Violences sexuelles en RDC : privées de soins d’urgence, les survivantes abandonnées tirent la sonnette d’alarme

Alors que les violences sexuelles atteignent des niveaux alarmants dans l’Est de la République Démocratique du Congo, des milliers de femmes et de jeunes filles violées se retrouvent livrées à elles-mêmes, sans aucune prise en charge médicale. En cause : la suppression brutale d’un financement clé pour l’approvisionnement en kits post-viol, décidée sous l’administration Trump. Une décision qui continue d’avoir des conséquences dramatiques sur le terrain, selon une enquête de l’agence Reuters.

Agent de FEMME.CD en pleine entretien avec une femme dans la cité de Sake au Nord-Kivu à l’Est de la République Démocratique du Congo

Dans les provinces du Nord-Kivu, du Sud-Kivu et de l’Ituri, les violences sexuelles sont devenues monnaie courante dans un contexte de guerre relancée par l’avancée du M23 et d’autres groupes armés. Depuis janvier 2025, les Nations Unies font état de plus de 67 000 cas de viols recensés. Mais ces chiffres ne reflètent qu’une infime partie de la réalité. Sur le terrain, les voix des survivantes se perdent dans l’indifférence et le silence.

Jusqu’à récemment, un espoir subsistait pour les victimes : les kits post-viol. Ces trousses médicales contiennent des traitements essentiels pour prévenir le VIH, les infections sexuellement transmissibles et les grossesses non désirées. Distribuées à plus de 2 000 structures de santé à travers l’Est du pays, elles étaient souvent le seul filet de sécurité pour les survivantes. Mais tout s’est effondré avec l’annulation d’un contrat crucial entre USAID et le fournisseur de ces kits. Depuis, les livraisons ont cessé.

« Dire à une survivante qu’on n’a rien à lui offrir, c’est une autre forme de violence », confie une infirmière du Sud-Kivu, interrogée par Reuters.

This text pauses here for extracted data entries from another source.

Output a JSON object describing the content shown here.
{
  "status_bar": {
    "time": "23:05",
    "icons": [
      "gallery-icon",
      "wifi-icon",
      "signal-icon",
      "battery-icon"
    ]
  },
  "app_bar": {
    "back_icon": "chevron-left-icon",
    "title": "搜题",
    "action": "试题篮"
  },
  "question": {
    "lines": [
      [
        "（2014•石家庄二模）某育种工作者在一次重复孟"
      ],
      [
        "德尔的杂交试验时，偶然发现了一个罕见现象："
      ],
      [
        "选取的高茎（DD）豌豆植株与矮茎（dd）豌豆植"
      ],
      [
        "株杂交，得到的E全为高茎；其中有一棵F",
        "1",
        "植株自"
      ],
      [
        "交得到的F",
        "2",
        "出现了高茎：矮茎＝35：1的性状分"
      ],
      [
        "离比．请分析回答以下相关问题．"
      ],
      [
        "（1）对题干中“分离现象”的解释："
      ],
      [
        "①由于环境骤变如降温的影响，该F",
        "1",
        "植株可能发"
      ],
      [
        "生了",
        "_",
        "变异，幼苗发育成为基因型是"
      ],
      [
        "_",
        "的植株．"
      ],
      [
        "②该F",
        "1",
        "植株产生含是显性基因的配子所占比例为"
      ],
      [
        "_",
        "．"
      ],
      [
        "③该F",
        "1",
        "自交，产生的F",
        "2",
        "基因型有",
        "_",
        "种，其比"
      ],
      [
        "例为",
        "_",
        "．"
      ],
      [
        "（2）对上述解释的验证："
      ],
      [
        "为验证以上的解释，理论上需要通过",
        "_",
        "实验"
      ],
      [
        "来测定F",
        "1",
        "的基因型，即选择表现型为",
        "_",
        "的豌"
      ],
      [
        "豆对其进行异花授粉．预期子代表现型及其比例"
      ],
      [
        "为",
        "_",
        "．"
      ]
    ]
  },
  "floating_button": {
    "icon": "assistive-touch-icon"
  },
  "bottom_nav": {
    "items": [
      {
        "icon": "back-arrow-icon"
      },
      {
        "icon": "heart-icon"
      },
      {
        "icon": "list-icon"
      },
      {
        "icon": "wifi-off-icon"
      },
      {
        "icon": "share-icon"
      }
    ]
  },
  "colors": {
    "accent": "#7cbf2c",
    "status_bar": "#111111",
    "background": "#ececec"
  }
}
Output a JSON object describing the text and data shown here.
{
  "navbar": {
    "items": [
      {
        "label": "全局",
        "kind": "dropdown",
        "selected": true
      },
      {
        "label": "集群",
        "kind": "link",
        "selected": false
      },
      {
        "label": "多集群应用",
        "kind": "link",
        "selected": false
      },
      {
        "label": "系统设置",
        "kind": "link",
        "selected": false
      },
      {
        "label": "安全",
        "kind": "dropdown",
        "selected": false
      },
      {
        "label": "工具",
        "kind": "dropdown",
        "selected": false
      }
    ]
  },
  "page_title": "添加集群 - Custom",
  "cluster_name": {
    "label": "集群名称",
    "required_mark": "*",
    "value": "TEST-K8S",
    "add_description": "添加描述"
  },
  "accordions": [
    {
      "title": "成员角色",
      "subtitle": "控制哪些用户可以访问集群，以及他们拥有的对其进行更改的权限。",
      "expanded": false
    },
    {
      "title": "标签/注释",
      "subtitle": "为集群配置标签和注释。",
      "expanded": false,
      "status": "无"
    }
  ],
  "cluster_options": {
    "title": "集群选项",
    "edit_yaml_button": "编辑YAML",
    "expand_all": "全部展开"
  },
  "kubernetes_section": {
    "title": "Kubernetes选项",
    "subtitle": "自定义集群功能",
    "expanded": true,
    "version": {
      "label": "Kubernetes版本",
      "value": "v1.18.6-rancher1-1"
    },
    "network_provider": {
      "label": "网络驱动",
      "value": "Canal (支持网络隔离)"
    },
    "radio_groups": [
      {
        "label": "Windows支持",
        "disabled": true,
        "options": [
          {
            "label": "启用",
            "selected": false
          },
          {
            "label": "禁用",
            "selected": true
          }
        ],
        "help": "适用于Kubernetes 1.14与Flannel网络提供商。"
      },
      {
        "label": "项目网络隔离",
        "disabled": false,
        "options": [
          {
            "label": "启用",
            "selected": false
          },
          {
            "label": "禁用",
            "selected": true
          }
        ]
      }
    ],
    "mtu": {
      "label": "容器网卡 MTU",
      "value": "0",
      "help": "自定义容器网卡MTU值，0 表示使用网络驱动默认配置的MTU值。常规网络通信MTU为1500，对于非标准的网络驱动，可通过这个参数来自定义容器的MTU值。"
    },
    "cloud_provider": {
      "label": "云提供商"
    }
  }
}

Face à cet abandon, ce sont les associations locales – majoritairement portées par des femmes – qui tentent, malgré des moyens limités, de prendre le relais. Ces organisations communautaires assurent l’accueil, l’écoute et parfois les soins d’urgence pour les victimes, souvent dans des conditions extrêmement précaires. Elles représentent aujourd’hui le dernier rempart face à l’inaction des autorités et à l’essoufflement du soutien international.

Mais l’ampleur du besoin dépasse de loin leurs capacités. Selon les données de l’UNFPA, seuls 13 % des survivantes accèdent aux médicaments dans les 72 heures recommandées après un viol. Dans certaines zones du Nord-Kivu, les stocks sont épuisés. Plus aucun traitement, plus aucune assistance.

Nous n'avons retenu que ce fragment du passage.